There are people out there who harbour hopes that a future
Labour government under Ed Miliband would be a radical administration that
responds to ordinary people’s aspirations. Dream on.
What is made clearer each time Miliband or shadow chancellor
Ed Balls speaks is that they accept lock, stock and barrel that the first
priority will be to reduce the public spending deficit. If elected, Labour
would carry on where the Tories leave off.
That was the hardly-disguised implication of Miliband’s
speech yesterday at the stock exchange where Labour came down in favour of what
is known as “predistribution”. You read that right, not redistribution but
predistribution.
"The redistribution of the last Labour government
relied on revenue, at least in part, which the next Labour government will not
enjoy," Miliband told
his audience ."The option of simply increasing tax credits, for
example, in the way we did before will not be open to us … fiscal circumstances
will make it harder not easier."
Now, in the dim and distant past, Labour was in principle in
favour of redistribution.

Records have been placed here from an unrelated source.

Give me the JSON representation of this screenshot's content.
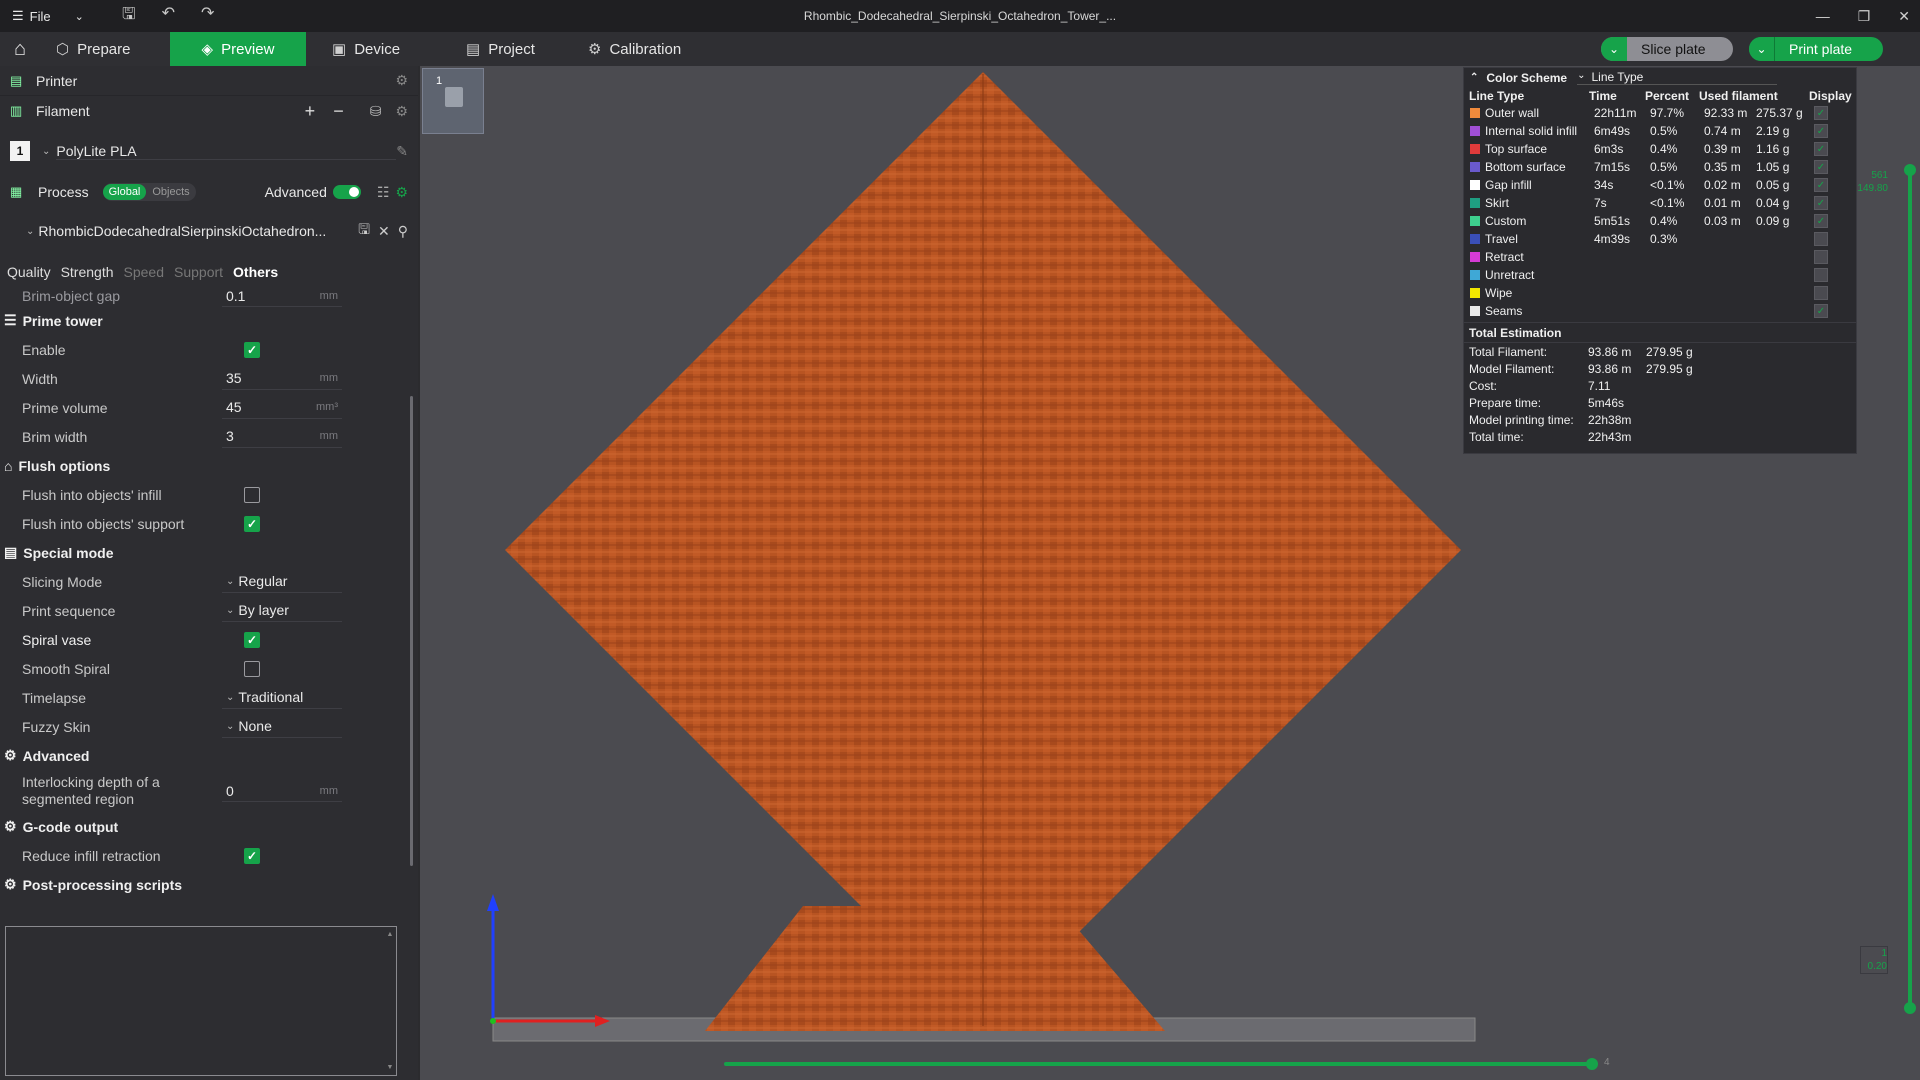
{
  "titlebar": {
    "file_label": "File",
    "window_title": "Rhombic_Dodecahedral_Sierpinski_Octahedron_Tower_..."
  },
  "tabs": [
    {
      "label": "Prepare",
      "icon": "cube-icon"
    },
    {
      "label": "Preview",
      "icon": "layers-icon"
    },
    {
      "label": "Device",
      "icon": "device-icon"
    },
    {
      "label": "Project",
      "icon": "project-icon"
    },
    {
      "label": "Calibration",
      "icon": "calibration-icon"
    }
  ],
  "actions": {
    "slice": "Slice plate",
    "print": "Print plate"
  },
  "sidebar": {
    "printer_label": "Printer",
    "filament_label": "Filament",
    "filament_index": "1",
    "filament_name": "PolyLite PLA",
    "process_label": "Process",
    "process_global": "Global",
    "process_objects": "Objects",
    "advanced_label": "Advanced",
    "object_name": "RhombicDodecahedralSierpinskiOctahedron...",
    "subtabs": [
      "Quality",
      "Strength",
      "Speed",
      "Support",
      "Others"
    ],
    "brim_gap_label": "Brim-object gap",
    "brim_gap_value": "0.1",
    "unit_mm": "mm",
    "unit_mm3": "mm³",
    "sections": {
      "prime_tower": "Prime tower",
      "flush": "Flush options",
      "special": "Special mode",
      "advanced": "Advanced",
      "gcode": "G-code output",
      "post": "Post-processing scripts"
    },
    "prime_tower": {
      "enable_label": "Enable",
      "width_label": "Width",
      "width_value": "35",
      "volume_label": "Prime volume",
      "volume_value": "45",
      "brim_label": "Brim width",
      "brim_value": "3"
    },
    "flush": {
      "infill_label": "Flush into objects' infill",
      "support_label": "Flush into objects' support"
    },
    "special": {
      "slicing_label": "Slicing Mode",
      "slicing_value": "Regular",
      "sequence_label": "Print sequence",
      "sequence_value": "By layer",
      "spiral_label": "Spiral vase",
      "smooth_label": "Smooth Spiral",
      "timelapse_label": "Timelapse",
      "timelapse_value": "Traditional",
      "fuzzy_label": "Fuzzy Skin",
      "fuzzy_value": "None"
    },
    "advanced_sec": {
      "interlock_label_1": "Interlocking depth of a",
      "interlock_label_2": "segmented region",
      "interlock_value": "0"
    },
    "gcode": {
      "reduce_label": "Reduce infill retraction"
    }
  },
  "plate_thumb_number": "1",
  "legend": {
    "title": "Color Scheme",
    "scheme": "Line Type",
    "headers": [
      "Line Type",
      "Time",
      "Percent",
      "Used filament",
      "Display"
    ],
    "rows": [
      {
        "name": "Outer wall",
        "color": "#f08a3c",
        "time": "22h11m",
        "pct": "97.7%",
        "len": "92.33 m",
        "wt": "275.37 g",
        "on": true
      },
      {
        "name": "Internal solid infill",
        "color": "#a04fd6",
        "time": "6m49s",
        "pct": "0.5%",
        "len": "0.74 m",
        "wt": "2.19 g",
        "on": true
      },
      {
        "name": "Top surface",
        "color": "#e03b3b",
        "time": "6m3s",
        "pct": "0.4%",
        "len": "0.39 m",
        "wt": "1.16 g",
        "on": true
      },
      {
        "name": "Bottom surface",
        "color": "#6a5acd",
        "time": "7m15s",
        "pct": "0.5%",
        "len": "0.35 m",
        "wt": "1.05 g",
        "on": true
      },
      {
        "name": "Gap infill",
        "color": "#ffffff",
        "time": "34s",
        "pct": "<0.1%",
        "len": "0.02 m",
        "wt": "0.05 g",
        "on": true
      },
      {
        "name": "Skirt",
        "color": "#1f9e82",
        "time": "7s",
        "pct": "<0.1%",
        "len": "0.01 m",
        "wt": "0.04 g",
        "on": true
      },
      {
        "name": "Custom",
        "color": "#3ecf8e",
        "time": "5m51s",
        "pct": "0.4%",
        "len": "0.03 m",
        "wt": "0.09 g",
        "on": true
      },
      {
        "name": "Travel",
        "color": "#3a4fb8",
        "time": "4m39s",
        "pct": "0.3%",
        "len": "",
        "wt": "",
        "on": false
      },
      {
        "name": "Retract",
        "color": "#d63bd6",
        "time": "",
        "pct": "",
        "len": "",
        "wt": "",
        "on": false
      },
      {
        "name": "Unretract",
        "color": "#3fa8d6",
        "time": "",
        "pct": "",
        "len": "",
        "wt": "",
        "on": false
      },
      {
        "name": "Wipe",
        "color": "#f2e600",
        "time": "",
        "pct": "",
        "len": "",
        "wt": "",
        "on": false
      },
      {
        "name": "Seams",
        "color": "#e8e8e8",
        "time": "",
        "pct": "",
        "len": "",
        "wt": "",
        "on": true
      }
    ],
    "estimation_title": "Total Estimation",
    "estimation": [
      {
        "label": "Total Filament:",
        "v1": "93.86 m",
        "v2": "279.95 g"
      },
      {
        "label": "Model Filament:",
        "v1": "93.86 m",
        "v2": "279.95 g"
      },
      {
        "label": "Cost:",
        "v1": "7.11",
        "v2": ""
      },
      {
        "label": "Prepare time:",
        "v1": "5m46s",
        "v2": ""
      },
      {
        "label": "Model printing time:",
        "v1": "22h38m",
        "v2": ""
      },
      {
        "label": "Total time:",
        "v1": "22h43m",
        "v2": ""
      }
    ]
  },
  "layer_slider": {
    "top_layer": "561",
    "top_height": "149.80",
    "bottom_layer": "1",
    "bottom_height": "0.20"
  },
  "move_slider": {
    "end_value": "4"
  },
  "colors": {
    "accent": "#16a34a",
    "model": "#b85422"
  }
}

In fact, that was the raison d’être of voting for
Labour in the first place. By way of taxation, housing, education and
state-owned utilities, the inequality/wealth gap would at least be held in
check, if not narrowed
That philosophy went out of the window in the 1990s, when
New Labour came into existence. As Miliband said: “In the 1990s New Labour
rightly embraced markets, most famously in our change to Clause 4. The party
embraced the creativity of capitalism.”
In came the love for deregulated market capitalism and
so-called trickle-down economics. Except the trickle became a tide heading in
the opposite direction. Inequality grew as the better off increased their share
of wealth. One report
published just before the last general election concluded: “Households in the
top tenth have total wealth (including private pension rights) almost 100 times
those at the cut-off for the bottom tenth.”

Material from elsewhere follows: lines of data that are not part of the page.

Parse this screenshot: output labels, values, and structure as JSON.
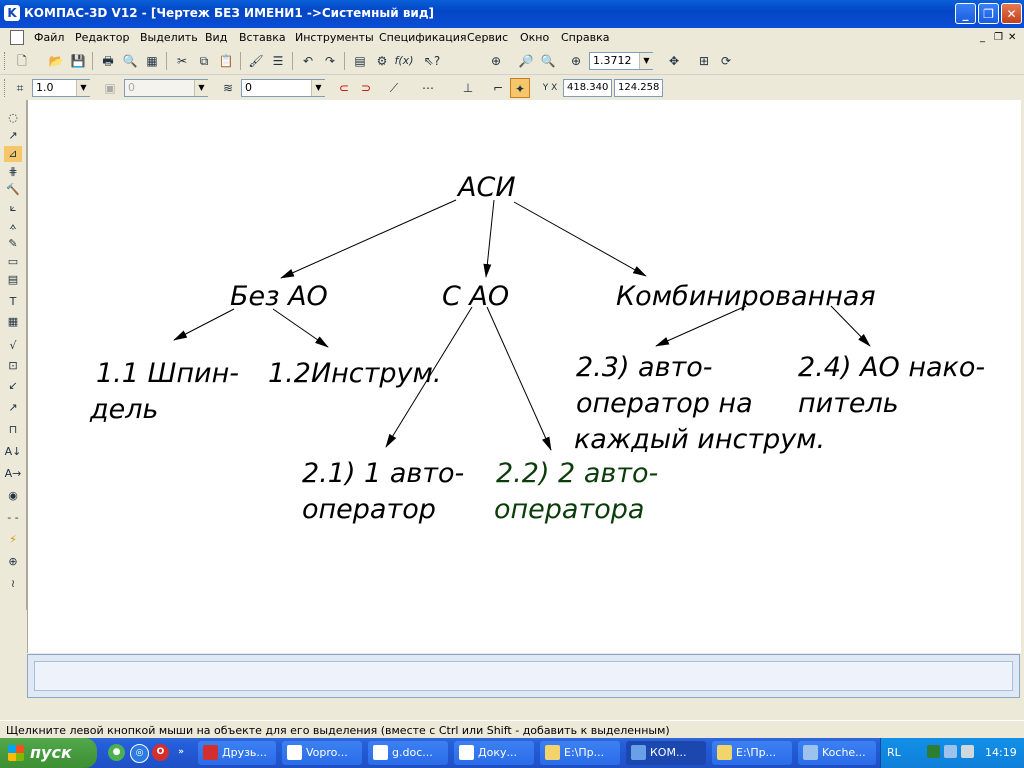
{
  "window": {
    "title": "КОМПАС-3D V12 - [Чертеж БЕЗ ИМЕНИ1 ->Системный вид]",
    "app_icon_letter": "K"
  },
  "menu": {
    "items": [
      "Файл",
      "Редактор",
      "Выделить",
      "Вид",
      "Вставка",
      "Инструменты",
      "Спецификация",
      "Сервис",
      "Окно",
      "Справка"
    ]
  },
  "toolbar": {
    "zoom_value": "1.3712",
    "fx_label": "f(x)"
  },
  "properties_bar": {
    "scale_value": "1.0",
    "layer_disabled_value": "0",
    "layer_value": "0",
    "x_coord": "418.340",
    "y_coord": "124.258"
  },
  "drawing": {
    "root": "АСИ",
    "left_node": "Без АО",
    "middle_node": "С АО",
    "right_node": "Комбинированная",
    "left_children": [
      [
        "1.1 Шпин-",
        "дель"
      ],
      [
        "1.2Инструм."
      ]
    ],
    "middle_children": [
      [
        "2.1) 1 авто-",
        "оператор"
      ],
      [
        "2.2) 2 авто-",
        "оператора"
      ]
    ],
    "right_children": [
      [
        "2.3) авто-",
        "оператор на",
        "каждый инструм."
      ],
      [
        "2.4) АО нако-",
        "питель"
      ]
    ]
  },
  "status": {
    "hint": "Щелкните левой кнопкой мыши на объекте для его выделения (вместе с Ctrl или Shift - добавить к выделенным)"
  },
  "taskbar": {
    "start_label": "пуск",
    "tasks": [
      "Друзь...",
      "Vopro...",
      "g.doc...",
      "Доку...",
      "E:\\Пр...",
      "КОМ...",
      "E:\\Пр...",
      "Koche..."
    ],
    "language": "RL",
    "time": "14:19"
  }
}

Millions were condemned to low wage, unskilled jobs as the
corporations moved skilled manufacturing jobs to Asia .
House prices soared out of the reach of most people, while rents in private and
social sectors became unaffordable on wages alone. Many households were forced
to live in permanent debt, and still do.
Neither the minimum wage – which you cannot live on – nor
tax credits made a substantial difference. But even those measures are being
abandoned by Miliband in favour of predistribution, a term coined by political
economist Jacob S.
Hacker who has advised the Democratic Party in the US .

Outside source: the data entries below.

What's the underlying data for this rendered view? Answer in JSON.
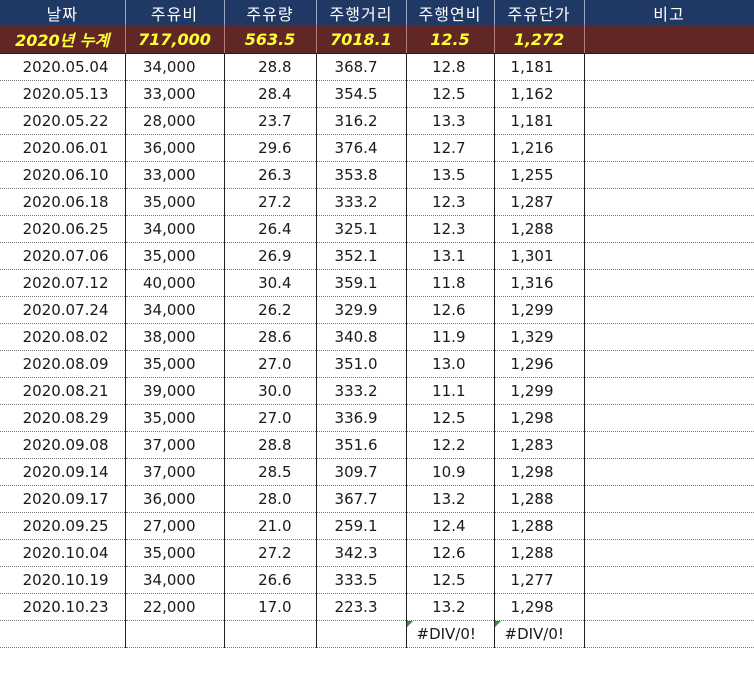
{
  "headers": [
    "날짜",
    "주유비",
    "주유량",
    "주행거리",
    "주행연비",
    "주유단가",
    "비고"
  ],
  "total": {
    "label": "2020년 누계",
    "cost": "717,000",
    "amount": "563.5",
    "distance": "7018.1",
    "efficiency": "12.5",
    "unit_price": "1,272",
    "note": ""
  },
  "rows": [
    {
      "date": "2020.05.04",
      "cost": "34,000",
      "amount": "28.8",
      "distance": "368.7",
      "efficiency": "12.8",
      "unit_price": "1,181",
      "note": ""
    },
    {
      "date": "2020.05.13",
      "cost": "33,000",
      "amount": "28.4",
      "distance": "354.5",
      "efficiency": "12.5",
      "unit_price": "1,162",
      "note": ""
    },
    {
      "date": "2020.05.22",
      "cost": "28,000",
      "amount": "23.7",
      "distance": "316.2",
      "efficiency": "13.3",
      "unit_price": "1,181",
      "note": ""
    },
    {
      "date": "2020.06.01",
      "cost": "36,000",
      "amount": "29.6",
      "distance": "376.4",
      "efficiency": "12.7",
      "unit_price": "1,216",
      "note": ""
    },
    {
      "date": "2020.06.10",
      "cost": "33,000",
      "amount": "26.3",
      "distance": "353.8",
      "efficiency": "13.5",
      "unit_price": "1,255",
      "note": ""
    },
    {
      "date": "2020.06.18",
      "cost": "35,000",
      "amount": "27.2",
      "distance": "333.2",
      "efficiency": "12.3",
      "unit_price": "1,287",
      "note": ""
    },
    {
      "date": "2020.06.25",
      "cost": "34,000",
      "amount": "26.4",
      "distance": "325.1",
      "efficiency": "12.3",
      "unit_price": "1,288",
      "note": ""
    },
    {
      "date": "2020.07.06",
      "cost": "35,000",
      "amount": "26.9",
      "distance": "352.1",
      "efficiency": "13.1",
      "unit_price": "1,301",
      "note": ""
    },
    {
      "date": "2020.07.12",
      "cost": "40,000",
      "amount": "30.4",
      "distance": "359.1",
      "efficiency": "11.8",
      "unit_price": "1,316",
      "note": ""
    },
    {
      "date": "2020.07.24",
      "cost": "34,000",
      "amount": "26.2",
      "distance": "329.9",
      "efficiency": "12.6",
      "unit_price": "1,299",
      "note": ""
    },
    {
      "date": "2020.08.02",
      "cost": "38,000",
      "amount": "28.6",
      "distance": "340.8",
      "efficiency": "11.9",
      "unit_price": "1,329",
      "note": ""
    },
    {
      "date": "2020.08.09",
      "cost": "35,000",
      "amount": "27.0",
      "distance": "351.0",
      "efficiency": "13.0",
      "unit_price": "1,296",
      "note": ""
    },
    {
      "date": "2020.08.21",
      "cost": "39,000",
      "amount": "30.0",
      "distance": "333.2",
      "efficiency": "11.1",
      "unit_price": "1,299",
      "note": ""
    },
    {
      "date": "2020.08.29",
      "cost": "35,000",
      "amount": "27.0",
      "distance": "336.9",
      "efficiency": "12.5",
      "unit_price": "1,298",
      "note": ""
    },
    {
      "date": "2020.09.08",
      "cost": "37,000",
      "amount": "28.8",
      "distance": "351.6",
      "efficiency": "12.2",
      "unit_price": "1,283",
      "note": ""
    },
    {
      "date": "2020.09.14",
      "cost": "37,000",
      "amount": "28.5",
      "distance": "309.7",
      "efficiency": "10.9",
      "unit_price": "1,298",
      "note": ""
    },
    {
      "date": "2020.09.17",
      "cost": "36,000",
      "amount": "28.0",
      "distance": "367.7",
      "efficiency": "13.2",
      "unit_price": "1,288",
      "note": ""
    },
    {
      "date": "2020.09.25",
      "cost": "27,000",
      "amount": "21.0",
      "distance": "259.1",
      "efficiency": "12.4",
      "unit_price": "1,288",
      "note": ""
    },
    {
      "date": "2020.10.04",
      "cost": "35,000",
      "amount": "27.2",
      "distance": "342.3",
      "efficiency": "12.6",
      "unit_price": "1,288",
      "note": ""
    },
    {
      "date": "2020.10.19",
      "cost": "34,000",
      "amount": "26.6",
      "distance": "333.5",
      "efficiency": "12.5",
      "unit_price": "1,277",
      "note": ""
    },
    {
      "date": "2020.10.23",
      "cost": "22,000",
      "amount": "17.0",
      "distance": "223.3",
      "efficiency": "13.2",
      "unit_price": "1,298",
      "note": ""
    },
    {
      "date": "",
      "cost": "",
      "amount": "",
      "distance": "",
      "efficiency": "#DIV/0!",
      "unit_price": "#DIV/0!",
      "note": ""
    }
  ],
  "colors": {
    "header_bg": "#1f3864",
    "header_text": "#ffffff",
    "total_bg": "#612626",
    "total_text": "#ffff33",
    "error_marker": "#2e8b2e"
  }
}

So what does it mean? It is little more than encouraging
capitalism to be more “responsible”. As Miliband told his audience: “"Predistribution
is about saying, 'We cannot allow ourselves to be stuck with permanently being
a low-wage economy and hope that through taxes and benefits we can make up the
shortfall. It's not just, nor does it enable us to pay our way in the world. Our
aim must be to transform our economy so it is a much higher skill, much higher
wage economy.”
And, pray, who is to achieve this laudable aim? Not the
government, not the state. Yes, you’ve guessed it, the employers! Miliband
claimed that “the move towards a more responsible capitalism is actually being
led by many business people”, by companies who know that firms “flourish best
when rewards are fairly shared”.
This will come as news to the vast majority of workers, who
real incomes have fallen sharply since the economic and financial crisis broke
five years ago (with much worse to come at the end of this year when food, fuel
and transport costs soar).
Just in case his audience was in any doubt, Miliband finished
his speech by declaring: “And I believe creating this responsible capitalism
will be better for our country. A responsible capitalism is a resilient
capitalism.” Vote for that? You are joking!